Data Science Fundamentals
Data Scientists tackle a wide range of real-life problems using data and various techniques. Mathematical optimisation, a powerful technique that can be applied to a wide range of problems in many domains, makes a great investment to Data Scientists’ toolkit. In this practical introductory post, we will familiarise with three popular optimisation libraries in Python: Google’s OR-Tools, IBM’s DOcplex and COIN-OR Foundation’s PuLP.
Mathematical optimisation is about finding optimal choice for a quantitative problem within predefined bounds. It has three components:
- Objective function(s): Tells us how good a solution is and allows us to compare solutions. An optimal solution is the one that maximises or minimises objective function depending on the use case.
▶ ️In some cases, there can be multiple objective functions. This adds complexity in determining what an optimal solution is.

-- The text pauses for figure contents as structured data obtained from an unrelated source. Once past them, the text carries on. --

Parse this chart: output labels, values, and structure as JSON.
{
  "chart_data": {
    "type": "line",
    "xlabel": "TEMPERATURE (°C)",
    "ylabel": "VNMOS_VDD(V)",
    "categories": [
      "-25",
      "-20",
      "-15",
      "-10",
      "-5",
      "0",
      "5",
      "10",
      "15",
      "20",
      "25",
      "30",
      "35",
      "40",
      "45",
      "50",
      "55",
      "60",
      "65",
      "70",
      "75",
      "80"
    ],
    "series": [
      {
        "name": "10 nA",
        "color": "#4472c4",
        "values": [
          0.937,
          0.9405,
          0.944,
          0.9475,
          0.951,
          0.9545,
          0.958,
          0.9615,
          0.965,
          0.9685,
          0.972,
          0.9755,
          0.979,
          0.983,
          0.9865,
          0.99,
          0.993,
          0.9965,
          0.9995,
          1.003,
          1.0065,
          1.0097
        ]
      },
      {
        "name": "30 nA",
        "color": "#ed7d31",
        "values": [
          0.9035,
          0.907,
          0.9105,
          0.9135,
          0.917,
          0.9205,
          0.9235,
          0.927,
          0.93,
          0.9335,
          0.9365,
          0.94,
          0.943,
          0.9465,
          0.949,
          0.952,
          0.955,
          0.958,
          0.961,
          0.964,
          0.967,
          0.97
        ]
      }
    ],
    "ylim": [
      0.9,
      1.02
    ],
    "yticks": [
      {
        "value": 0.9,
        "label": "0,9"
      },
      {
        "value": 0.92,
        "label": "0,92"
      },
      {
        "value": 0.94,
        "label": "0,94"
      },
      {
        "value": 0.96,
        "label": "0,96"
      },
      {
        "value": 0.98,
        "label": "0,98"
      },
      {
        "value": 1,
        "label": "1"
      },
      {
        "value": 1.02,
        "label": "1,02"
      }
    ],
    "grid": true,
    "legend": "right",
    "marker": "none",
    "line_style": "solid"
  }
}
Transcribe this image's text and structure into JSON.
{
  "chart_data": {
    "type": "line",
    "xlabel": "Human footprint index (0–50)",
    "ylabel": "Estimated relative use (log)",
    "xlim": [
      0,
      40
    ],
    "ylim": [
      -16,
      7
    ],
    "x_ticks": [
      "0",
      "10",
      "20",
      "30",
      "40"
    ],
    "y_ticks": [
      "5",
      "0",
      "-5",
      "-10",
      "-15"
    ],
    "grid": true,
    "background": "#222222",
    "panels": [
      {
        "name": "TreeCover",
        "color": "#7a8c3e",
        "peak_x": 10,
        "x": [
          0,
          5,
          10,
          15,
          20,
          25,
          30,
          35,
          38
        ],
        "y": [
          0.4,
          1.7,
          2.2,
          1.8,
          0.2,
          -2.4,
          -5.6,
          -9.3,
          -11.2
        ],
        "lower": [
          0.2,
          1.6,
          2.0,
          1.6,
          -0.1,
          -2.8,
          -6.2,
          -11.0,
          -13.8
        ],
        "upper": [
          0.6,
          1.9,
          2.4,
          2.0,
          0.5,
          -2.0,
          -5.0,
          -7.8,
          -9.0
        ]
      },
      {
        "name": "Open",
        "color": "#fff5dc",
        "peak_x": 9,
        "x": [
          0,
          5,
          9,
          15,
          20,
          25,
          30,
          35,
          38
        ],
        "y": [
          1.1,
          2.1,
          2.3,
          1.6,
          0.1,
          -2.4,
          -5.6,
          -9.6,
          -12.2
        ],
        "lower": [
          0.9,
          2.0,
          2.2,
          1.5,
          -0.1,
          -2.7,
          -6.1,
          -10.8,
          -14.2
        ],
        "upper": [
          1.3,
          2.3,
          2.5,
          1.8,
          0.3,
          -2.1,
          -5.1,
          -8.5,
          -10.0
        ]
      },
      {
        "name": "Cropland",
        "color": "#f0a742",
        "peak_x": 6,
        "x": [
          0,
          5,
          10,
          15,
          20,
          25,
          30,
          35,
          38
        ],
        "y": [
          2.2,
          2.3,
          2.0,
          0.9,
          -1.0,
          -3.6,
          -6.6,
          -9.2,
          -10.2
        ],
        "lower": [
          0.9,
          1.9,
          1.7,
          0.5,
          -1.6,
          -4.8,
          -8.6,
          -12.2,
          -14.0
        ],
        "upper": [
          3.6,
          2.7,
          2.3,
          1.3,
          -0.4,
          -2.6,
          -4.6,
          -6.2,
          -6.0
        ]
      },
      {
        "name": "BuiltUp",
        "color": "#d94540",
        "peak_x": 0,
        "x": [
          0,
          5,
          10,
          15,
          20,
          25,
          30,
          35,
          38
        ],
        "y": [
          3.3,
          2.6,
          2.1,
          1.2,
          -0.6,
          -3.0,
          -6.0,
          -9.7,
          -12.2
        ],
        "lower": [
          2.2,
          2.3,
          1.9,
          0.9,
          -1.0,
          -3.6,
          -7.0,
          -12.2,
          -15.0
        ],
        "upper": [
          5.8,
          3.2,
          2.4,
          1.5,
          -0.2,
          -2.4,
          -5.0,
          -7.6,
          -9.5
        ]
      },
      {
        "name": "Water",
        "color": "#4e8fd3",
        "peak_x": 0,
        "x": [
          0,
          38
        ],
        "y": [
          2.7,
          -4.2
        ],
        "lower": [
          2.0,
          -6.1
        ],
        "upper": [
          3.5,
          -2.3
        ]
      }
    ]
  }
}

▶ ️In some cases, there may be no objective function. Such optimisation problems are called feasibility problems. - Decision variable(s): Represents a value or values we want to find out, the answer we are looking for in a quantitative problem. Optimisation can be split into two kinds depending on the type of decision variables:
▶ ️ Discrete optimisation: Decision variables are discrete. Allocating timetable and finding shortest travel path between two locations are some examples of discrete optimisation. If you want to learn more about discrete optimisation, this course and/or this guide might be of interest to you.
▶ ️Continuous optimisation: Decision variables are continuous. You may have already heard of the term optimisation in the context of machine learning. Machine learning is one example area where continuous optimisation is used. If you want to learn more about continuous optimisation, you may find this tutorial useful. - Constraint(s): Defines feasible range of solutions for the decision variables.
▶ ️In some continuous optimisation problems, there may be no constraints. This is called unconstrained optimisation.